TRA1-3 IMPACT OF INCREASING WAIT TIMES ON THE EFFECTIVENESS OF TRANSCATHETER AORTIC-VALVE REPLACEMENT (TAVR) IN HIGH-RISK AND INOPERABLE PATIENTS WITH SEVERE AORTIC DISEASE: A DISCRETE EVENT SIMULATION MODEL

Monday, October 21, 2013: 10:45 AM
Key Ballroom 5-6 (Hilton Baltimore)
Health Services, and Policy Research (HSP)

Harindra C. Wijeysundera, MD, PhD1, William W. L. Wong, Ph.D.2, Maria C. Bennell, MSc3, Stephen E. Fremes, MD3, Sam Radhakrishnan, MD3, Mark Peterson, MD, PhD4 and Dennis T. Ko, MD, MSc5, (1)Schulich Heart Center, Sunnybrook Health Sciences Center, Toronto, ON, Canada, (2)University of Toronto, Toronto, ON, Canada, (3)Sunnybrook Health Sciences Center, Toronto, ON, Canada, (4)St Michael's Hospital, Toronto, ON, Canada, (5)Institute for Clinical Evaluative Sciences, Toronto, ON, Canada
Purpose:

There is increasing demand for transcatheter aortic valve replacement (TAVR) as the primary treatment option for patients with severe aortic stenosis (AS) who are high risk surgical candidates or inoperable.  TAVR is typically limited to centers of excellence with restricted capacity, thereby causing prolonged wait-times.
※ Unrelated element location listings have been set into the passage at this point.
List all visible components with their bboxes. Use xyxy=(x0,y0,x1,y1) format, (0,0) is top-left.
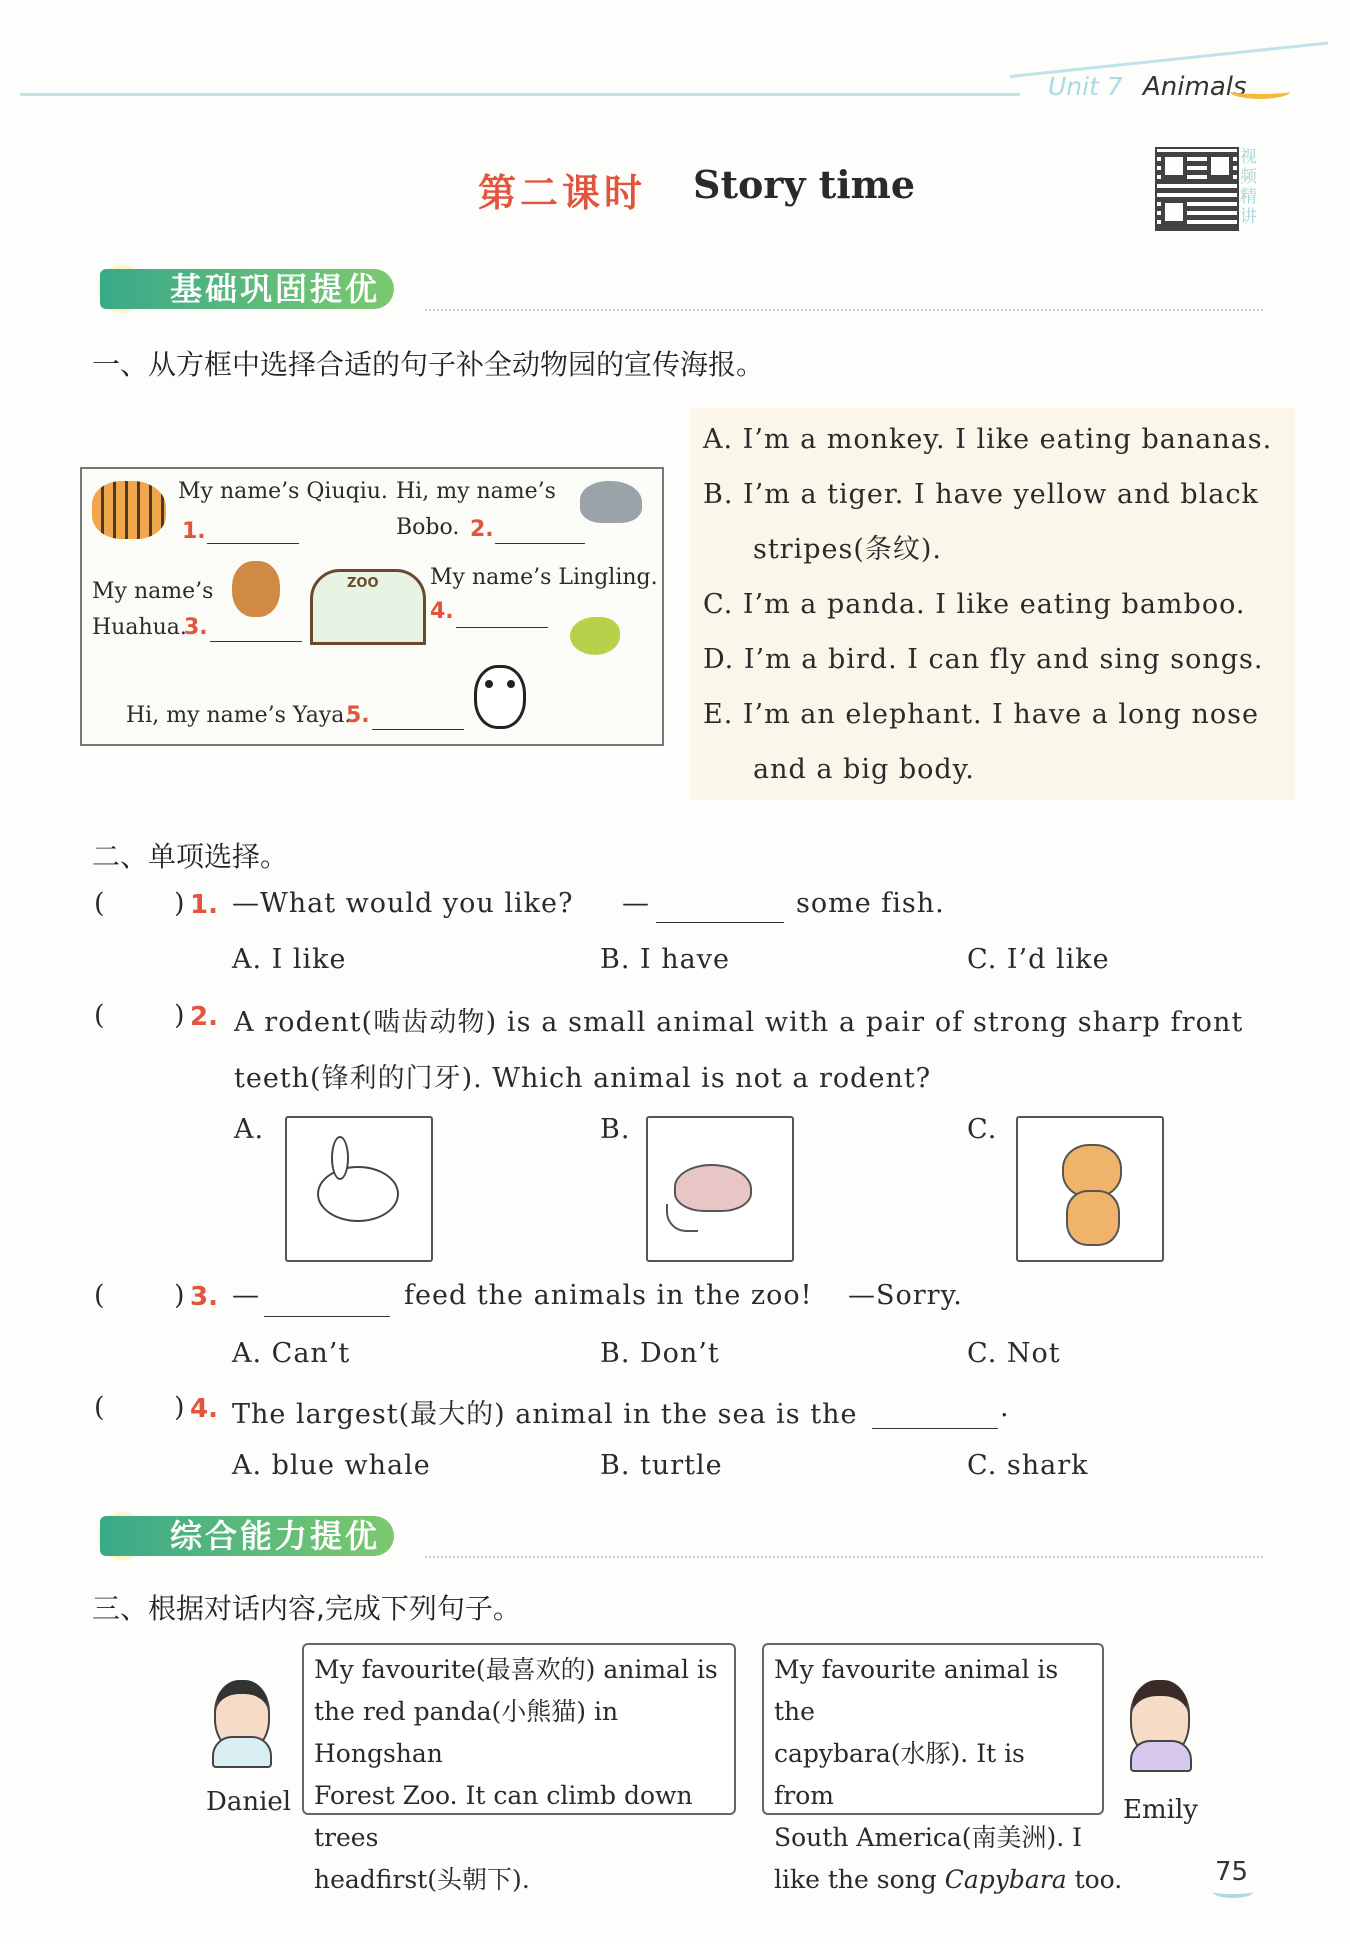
section1-title: 一、从方框中选择合适的句子补全动物园的宣传海报。 xyxy=(92,348,765,381)
q1-option-a[interactable]: A. I like xyxy=(232,944,347,975)
q3-dash: — xyxy=(232,1280,260,1311)
q2-option-b[interactable]: B. xyxy=(600,1114,631,1145)
q1-dash: — xyxy=(622,888,650,919)
poster-num-5: 5. xyxy=(346,703,370,728)
choice-a: A. I’m a monkey. I like eating bananas. xyxy=(703,424,1273,455)
mouse-tail-icon xyxy=(666,1204,698,1232)
page-number: 75 xyxy=(1215,1857,1249,1887)
q1-option-c[interactable]: C. I’d like xyxy=(967,944,1110,975)
emily-speech-bubble xyxy=(762,1643,1123,1894)
q3-paren-open: ( xyxy=(94,1280,105,1311)
poster-huahua-a: My name’s xyxy=(92,579,214,604)
poster-num-2: 2. xyxy=(470,517,494,542)
tiger-icon xyxy=(92,481,166,539)
choice-e: E. I’m an elephant. I have a long nose xyxy=(703,699,1259,730)
choice-d: D. I’m a bird. I can fly and sing songs. xyxy=(703,644,1264,675)
q4-end: . xyxy=(1000,1392,1010,1423)
q4-option-b[interactable]: B. turtle xyxy=(600,1450,723,1481)
q1-number: 1. xyxy=(190,890,218,920)
q1-blank[interactable] xyxy=(656,894,784,923)
poster-bobo-a: Hi, my name’s xyxy=(396,479,556,504)
daniel-name: Daniel xyxy=(206,1787,292,1817)
q1-option-b[interactable]: B. I have xyxy=(600,944,730,975)
q3-number: 3. xyxy=(190,1282,218,1312)
daniel-line-4: headfirst(头朝下). xyxy=(314,1865,530,1894)
choice-c: C. I’m a panda. I like eating bamboo. xyxy=(703,589,1246,620)
zoo-gate-icon: ZOO xyxy=(310,569,426,645)
elephant-icon xyxy=(580,481,642,523)
q3-reply: —Sorry. xyxy=(848,1280,963,1311)
banner-advanced: 综合能力提优 xyxy=(100,1516,394,1556)
poster-blank-1[interactable] xyxy=(207,519,299,544)
emily-line-4: like the song Capybara too. xyxy=(774,1865,1123,1894)
q1-paren-close: ) xyxy=(174,888,185,919)
choice-b: B. I’m a tiger. I have yellow and black xyxy=(703,479,1259,510)
poster-qiuqiu: My name’s Qiuqiu. xyxy=(178,479,388,504)
daniel-speech-bubble xyxy=(302,1643,736,1894)
poster-num-4: 4. xyxy=(430,599,454,624)
q4-option-a[interactable]: A. blue whale xyxy=(232,1450,431,1481)
poster-bobo-b: Bobo. xyxy=(396,515,460,540)
poster-blank-5[interactable] xyxy=(372,705,464,730)
panda-icon xyxy=(474,665,526,729)
q4-text: The largest(最大的) animal in the sea is the xyxy=(232,1399,858,1430)
q1-paren-open: ( xyxy=(94,888,105,919)
q2-line1: A rodent(啮齿动物) is a small animal with a pair of strong sharp front xyxy=(234,1007,1244,1038)
banner-advanced-divider xyxy=(425,1556,1263,1558)
swoosh-icon xyxy=(1230,84,1290,99)
emily-line-3: South America(南美洲). I xyxy=(774,1823,1083,1852)
choice-b-cont: stripes(条纹). xyxy=(753,534,943,565)
q4-option-c[interactable]: C. shark xyxy=(967,1450,1089,1481)
cat-body-icon xyxy=(1066,1190,1120,1246)
q3-blank[interactable] xyxy=(264,1288,390,1317)
section3-title: 三、根据对话内容,完成下列句子。 xyxy=(92,1592,521,1625)
q3-option-a[interactable]: A. Can’t xyxy=(232,1338,351,1369)
q2-paren-close: ) xyxy=(174,1000,185,1031)
q4-paren-open: ( xyxy=(94,1392,105,1423)
zoo-poster xyxy=(80,467,664,746)
q4-blank[interactable] xyxy=(872,1400,998,1429)
lesson-title-en: Story time xyxy=(693,162,916,207)
q2-option-c[interactable]: C. xyxy=(967,1114,998,1145)
q3-option-b[interactable]: B. Don’t xyxy=(600,1338,720,1369)
banner-basic-divider xyxy=(425,309,1263,311)
q4-number: 4. xyxy=(190,1394,218,1424)
q3-option-c[interactable]: C. Not xyxy=(967,1338,1061,1369)
poster-huahua-b: Huahua. xyxy=(92,615,187,640)
bird-icon xyxy=(570,617,620,655)
q2-paren-open: ( xyxy=(94,1000,105,1031)
page-number-swoosh-icon xyxy=(1213,1886,1253,1898)
unit-label: Unit 7 xyxy=(1048,72,1123,101)
rabbit-icon xyxy=(317,1166,399,1222)
poster-num-3: 3. xyxy=(184,615,208,640)
banner-basic: 基础巩固提优 xyxy=(100,269,394,309)
monkey-icon xyxy=(232,561,280,617)
daniel-line-1: My favourite(最喜欢的) animal is xyxy=(314,1655,718,1684)
poster-blank-2[interactable] xyxy=(495,519,585,544)
header-rule xyxy=(20,93,1020,96)
daniel-line-2: the red panda(小熊猫) in Hongshan xyxy=(314,1697,619,1768)
lesson-title-cn: 第二课时 xyxy=(478,170,647,215)
q3-text: feed the animals in the zoo! xyxy=(404,1280,813,1311)
daniel-avatar xyxy=(208,1680,272,1766)
emily-name: Emily xyxy=(1123,1795,1198,1825)
unit-title: Animals xyxy=(1143,72,1247,102)
q1-text-a: —What would you like? xyxy=(232,888,574,919)
section2-title: 二、单项选择。 xyxy=(92,840,289,873)
poster-lingling: My name’s Lingling. xyxy=(430,565,658,590)
q2-option-a[interactable]: A. xyxy=(234,1114,265,1145)
emily-avatar xyxy=(1124,1680,1194,1770)
qr-label: 视频精讲 xyxy=(1240,147,1257,227)
q2-number: 2. xyxy=(190,1002,218,1032)
q3-paren-close: ) xyxy=(174,1280,185,1311)
daniel-line-3: Forest Zoo. It can climb down trees xyxy=(314,1781,693,1852)
poster-yaya: Hi, my name’s Yaya. xyxy=(126,703,352,728)
q2-cat-picture[interactable] xyxy=(1016,1116,1164,1262)
rabbit-ear-icon xyxy=(331,1136,349,1180)
choice-e-cont: and a big body. xyxy=(753,754,975,785)
poster-blank-4[interactable] xyxy=(456,603,548,628)
emily-line-1: My favourite animal is the xyxy=(774,1655,1059,1726)
qr-code-icon[interactable] xyxy=(1155,147,1239,231)
emily-line-2: capybara(水豚). It is from xyxy=(774,1739,1025,1810)
q2-line2: teeth(锋利的门牙). Which animal is not a rodent? xyxy=(234,1063,932,1094)
q2-mouse-picture[interactable] xyxy=(646,1116,794,1262)
q1-text-b: some fish. xyxy=(796,888,945,919)
q4-paren-close: ) xyxy=(174,1392,185,1423)
poster-blank-3[interactable] xyxy=(210,617,302,642)
poster-num-1: 1. xyxy=(182,519,206,544)
q2-rabbit-picture[interactable] xyxy=(285,1116,433,1262)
Our objective was to use mathematical simulation models to estimate the hypothetical effectiveness of TAVR with increasing wait-times, when compared to either conservative medical therapy in inoperable candidates or conventional surgical aortic valve surgery in high risk candidates. 

Methods:

We developed a fully probabilistic discrete event model, using input data from the randomized controlled Placement of Aortic Transcatheter Valves (PARTNER) trials. We evaluated two populations separately: a) in the high risk surgical cohort, we compared TAVR to conventional aortic valve surgery; b) in the inoperable cohort, we compared TAVR to conservative medical therapy. We evaluated 7 scenarios with hypothetical TAVR wait-times ranging from 10 days to 180 days. The main outcome was 1-year mortality and wait-time deaths. 

 Results:

In the inoperable cohort, the mean 1-year mortality for the conservative medical therapy arm was approximately 50%.  When the TAVR wait-time was 10 days, the mean TAVR wait-time mortality was 1.9% with a 1 year mortality of 31.5%.  Mean TAVR wait-time deaths increased to 28.9% with a 180-day wait, with a corresponding mean 1-year mortality of 41.4%. 

In the high risk cohort, the wait-time deaths and mean 1-year mortality for the surgical patients were 2.5% and 27% respectively in all scenarios.  The TAVR wait-time deaths increased from 2.2% at a  10-day wait to 22.4% at a 180-day wait, with a corresponding increase in 1-year mortality from 24.5% to 32.6%.  The 1-year mortality in the TAVR group exceeded that in the surgical group at wait-times greater than 60 days.

Conclusion:

We found that modest increases in TAVR wait-times would have substantial impact on the effectiveness of TAVR in both inoperable patients and high risk surgical candidates.  In the high-risk surgical candidates, at wait-times beyond 60 days, TAVR was less effective on average compared to conventional surgery.  Our results highlight the importance of aggressive wait-time management for TAVR in severe AS.